Western analysts said the take could go much higher, depending on where oil prices stabilize. Prices, which climbed as high as $32 a barrel on world markets from less than $18 a barrel in July, are now trading at about $25 or $26 a barrel.

By perhaps the most optimistic rule of thumb, the Soviet Union gains $1 billion in hard currency income for every $1 increase in the price of a barrel of oil.

For their part, the Soviets, longtime allies of Iraq, have downplayed any desire to profit from the crisis.

"We do not see the present situation from a position of commercial benefit," said an official at the Soviet Union's oil export firm shortly after the invasion. "Sales of Soviet oil on the world market will not be increased from the planned levels."

That is hardly likely in any case, given the dramatic falloff in Soviet oil production.

The 1986 Five-Year Plan set an oil-production target of 12.5 million to 12.8 million barrels of oil per day in 1990. But in 1989, oil output actually fell to 12.1 million barrels per day from 12.5 million barrels in 1988.

In the first half of this year, production declined 4.3% to 11.7 million barrels per day, according to PlanEcon. The figures are estimates, given the difficulty in assessing the performance of the Soviet economy.

Production has fallen because of aging fields, poor management, equipment breakdowns, lack of spare parts, transportation problems and widespread labor unrest in oil-producing regions. There is little prospect for a turnaround, given a lack of capital for new exploration, lack of technology to increase the output from nearly depleted oil fields and few incentives to attract skilled workers to remote oil areas.

As a result, exports from the Soviet Union have fallen off. In the first quarter of the year, the Soviets sold about 6.5% less oil to the developed West than they did last year, PlanEcon reported. At the same time, the Soviets cut crude oil exports to Eastern Europe by about 12%.

The reduction in sales to the West threatens a prime source of hard currency.

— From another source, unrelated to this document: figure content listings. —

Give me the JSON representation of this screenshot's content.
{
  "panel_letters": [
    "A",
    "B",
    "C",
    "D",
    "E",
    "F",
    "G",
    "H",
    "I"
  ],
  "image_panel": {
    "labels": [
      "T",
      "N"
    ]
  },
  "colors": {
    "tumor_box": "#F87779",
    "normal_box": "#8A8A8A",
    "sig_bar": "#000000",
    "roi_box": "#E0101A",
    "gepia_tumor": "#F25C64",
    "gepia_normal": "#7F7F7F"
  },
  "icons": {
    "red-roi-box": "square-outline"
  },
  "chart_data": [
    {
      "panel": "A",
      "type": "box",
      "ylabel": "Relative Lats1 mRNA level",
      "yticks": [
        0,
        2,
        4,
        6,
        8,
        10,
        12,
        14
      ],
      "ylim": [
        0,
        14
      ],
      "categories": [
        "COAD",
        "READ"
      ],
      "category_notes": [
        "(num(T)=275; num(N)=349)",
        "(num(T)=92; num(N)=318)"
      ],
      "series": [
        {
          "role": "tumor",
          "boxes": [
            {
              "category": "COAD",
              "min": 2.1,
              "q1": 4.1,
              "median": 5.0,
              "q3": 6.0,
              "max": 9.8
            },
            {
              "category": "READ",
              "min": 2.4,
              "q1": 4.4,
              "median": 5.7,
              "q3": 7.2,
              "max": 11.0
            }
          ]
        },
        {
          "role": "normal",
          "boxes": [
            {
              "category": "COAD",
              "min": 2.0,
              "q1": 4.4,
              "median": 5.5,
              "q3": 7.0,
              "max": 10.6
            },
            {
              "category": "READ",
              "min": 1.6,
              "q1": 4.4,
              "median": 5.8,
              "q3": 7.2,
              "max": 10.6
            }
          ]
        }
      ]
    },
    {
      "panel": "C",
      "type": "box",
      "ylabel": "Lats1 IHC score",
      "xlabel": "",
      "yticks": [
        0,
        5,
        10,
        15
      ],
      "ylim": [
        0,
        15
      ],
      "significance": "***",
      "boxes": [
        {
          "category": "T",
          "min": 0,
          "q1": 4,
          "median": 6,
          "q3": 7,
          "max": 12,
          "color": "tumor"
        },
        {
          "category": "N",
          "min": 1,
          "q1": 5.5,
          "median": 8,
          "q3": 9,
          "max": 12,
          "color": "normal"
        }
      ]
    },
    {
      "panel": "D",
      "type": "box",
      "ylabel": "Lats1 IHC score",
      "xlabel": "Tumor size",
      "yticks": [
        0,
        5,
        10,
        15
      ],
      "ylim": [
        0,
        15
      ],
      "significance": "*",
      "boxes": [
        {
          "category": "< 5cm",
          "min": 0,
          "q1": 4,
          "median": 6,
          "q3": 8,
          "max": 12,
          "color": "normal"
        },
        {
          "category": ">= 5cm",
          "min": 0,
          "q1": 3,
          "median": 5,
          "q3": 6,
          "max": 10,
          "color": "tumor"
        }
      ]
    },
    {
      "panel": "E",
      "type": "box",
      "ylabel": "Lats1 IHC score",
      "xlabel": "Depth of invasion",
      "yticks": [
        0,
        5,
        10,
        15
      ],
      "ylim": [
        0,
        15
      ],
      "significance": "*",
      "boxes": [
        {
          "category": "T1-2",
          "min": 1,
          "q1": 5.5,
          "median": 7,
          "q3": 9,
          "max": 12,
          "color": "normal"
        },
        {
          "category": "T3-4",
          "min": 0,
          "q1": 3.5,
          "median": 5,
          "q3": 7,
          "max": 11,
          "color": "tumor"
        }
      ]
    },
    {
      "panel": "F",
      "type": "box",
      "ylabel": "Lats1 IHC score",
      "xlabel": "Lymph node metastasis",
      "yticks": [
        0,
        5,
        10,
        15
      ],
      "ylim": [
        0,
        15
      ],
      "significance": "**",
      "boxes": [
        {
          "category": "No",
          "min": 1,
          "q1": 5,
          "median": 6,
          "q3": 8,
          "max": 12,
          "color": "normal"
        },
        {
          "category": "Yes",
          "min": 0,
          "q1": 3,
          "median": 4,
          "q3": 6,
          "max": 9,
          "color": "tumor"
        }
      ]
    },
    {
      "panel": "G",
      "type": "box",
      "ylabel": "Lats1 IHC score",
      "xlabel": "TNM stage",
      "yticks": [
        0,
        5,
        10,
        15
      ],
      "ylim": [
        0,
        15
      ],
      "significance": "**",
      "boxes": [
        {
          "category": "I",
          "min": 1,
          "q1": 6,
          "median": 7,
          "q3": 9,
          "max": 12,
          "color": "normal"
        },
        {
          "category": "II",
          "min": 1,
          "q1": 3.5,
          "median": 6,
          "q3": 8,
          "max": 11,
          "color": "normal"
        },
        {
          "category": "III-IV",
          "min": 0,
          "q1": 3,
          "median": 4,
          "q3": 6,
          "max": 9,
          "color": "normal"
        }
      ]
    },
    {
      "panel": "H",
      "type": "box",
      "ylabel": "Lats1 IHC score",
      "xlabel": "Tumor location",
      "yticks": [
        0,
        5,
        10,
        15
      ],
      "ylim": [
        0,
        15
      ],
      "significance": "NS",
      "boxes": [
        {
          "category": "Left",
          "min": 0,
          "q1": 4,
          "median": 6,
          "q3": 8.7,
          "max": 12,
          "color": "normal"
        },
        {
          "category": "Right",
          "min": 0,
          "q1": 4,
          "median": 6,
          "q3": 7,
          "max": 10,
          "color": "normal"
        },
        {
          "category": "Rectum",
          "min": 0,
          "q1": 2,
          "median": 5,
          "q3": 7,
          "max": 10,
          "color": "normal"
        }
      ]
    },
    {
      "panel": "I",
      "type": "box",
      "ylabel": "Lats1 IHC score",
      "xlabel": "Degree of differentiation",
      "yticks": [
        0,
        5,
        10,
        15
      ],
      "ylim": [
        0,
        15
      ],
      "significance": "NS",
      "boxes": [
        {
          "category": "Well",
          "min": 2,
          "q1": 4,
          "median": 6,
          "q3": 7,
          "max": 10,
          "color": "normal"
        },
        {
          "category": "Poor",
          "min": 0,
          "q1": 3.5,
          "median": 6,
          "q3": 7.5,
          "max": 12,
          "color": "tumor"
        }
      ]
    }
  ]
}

In 1989, the Soviets depended on oil exports to non-Socialist countries for $12.1 billion in hard currency, or 28.7% of the total $42.1 billion from exports to those countries, PlanEcon reported.

The cuts to Eastern Europe accelerated in the summer, when shortages at home forced curtailments. "This will permit us to supply our agriculture," said Prime Minister Nikolai I. Ryzhkov.

"We knew this would be an unpopular move, but there wasn't much we could do," added Ryzhkov's deputy, Deputy Prime Minister Leonid I. Abalkin. "We need this oil for ourselves."

"Cutbacks to Eastern Europe in the first six or seven months of the year are related partly to problems with domestic production, partly to the fact that the Soviets are getting low prices in trade with Eastern Europe and they do not want to continue subsidizing their former allies," economist Telma said.

In 1989, Telma estimated that Eastern European nations paid the Soviets the equivalent of roughly $7.40 per barrel for oil, compared to the world market price of about $19.03 a barrel then. The Soviets have put Eastern Europe allies on notice that they will have to cough up hard currency for oil beginning next year.